The Lost Decade of the American Economy


Only in the most recent quarter did the American gross domestic product reach levels equivalent to those from before the start of the recession. This is of little consolation, however, since unemployment is still high and the purchasing power of the average American has declined.

According to estimates from the Bureau of Labor Statistics, the U.S. GDP for the third quarter of 2005 was $13.35 trillion. The American economy needed 15 quarters to get back up to $13.3 trillion, the level the GDP was at pre-recession, in the last quarter of 2007.

The Economy Is Growing but the Job Market Is Not

Americans have little to celebrate, however, concerning the “economic recovery.” Though GDP has grown, the unemployment rate has remained very high at nine percent. In reality, unemployment and underemployment account for a staggering 17 percent of the eligible population.

Between January 2008 to February 2010, the American economy shed 8.75 million jobs. In two years, employment numbers dropped 6.3 percent, almost twice as fast as during the economic crisis in the 80s. What’s worse is that the increase in GDP has not made a significant impact on the job market. Since the end of the recession, the American job market has grown by only 2.1 million jobs, about 110,000 per month. As the result of a growing number of people reaching working age, unemployment figures remain high. If American businesses do not increase their hiring figures, the unemployment rate will not reach pre-recession levels until October 2016 at the earliest.

No Jobs, No Income, No Future

The scale of the problem can be illustrated by the decline of American purchasing power. Though the average American’s expendable income has risen by nine percent over the last two years, inflation has dramatically decreased the value of the dollar. According to the official numbers released by the Department of Labor, the cost of living has gone up 6.7 percent. However, independent groups estimate a 15 percent rise in the consumer price index during this time.

As a result, the income of Americans over the past three years has remained stagnant, or has decreased. The residents of the U.S. can now buy less than they could in 2008. Consumption, the basic engine of American GDP during the last decade, is no longer sufficient to keep the economy growing. Finding a replacement will be neither a quick nor a painless task.

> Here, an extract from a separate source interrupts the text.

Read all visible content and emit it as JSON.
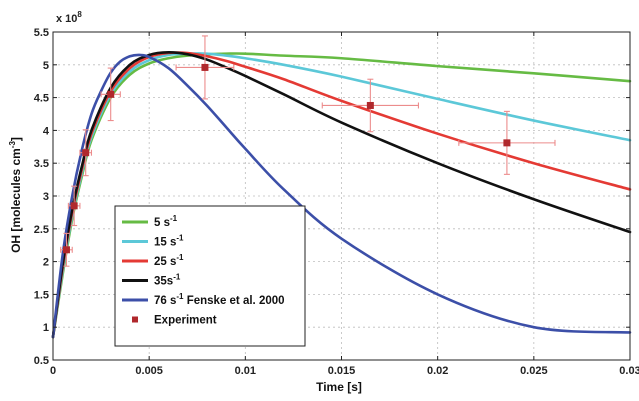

This makes the threat of a double-dip recession all the more real. A recession in a free-market economy is the mechanism through which the incorrect allocations of capital are rectified, and the market is made more efficient, which leads to long-term economic recovery.

Wanted: A Recession

America is in need of another recession to clear out ineffective businesses, eliminate wasteful consumption and eventually create jobs and a healthier economy. While this would be painful, it would be better than the decade of disappointment and stagnation that the Federal Reserve and the White House intend to impose on the American people.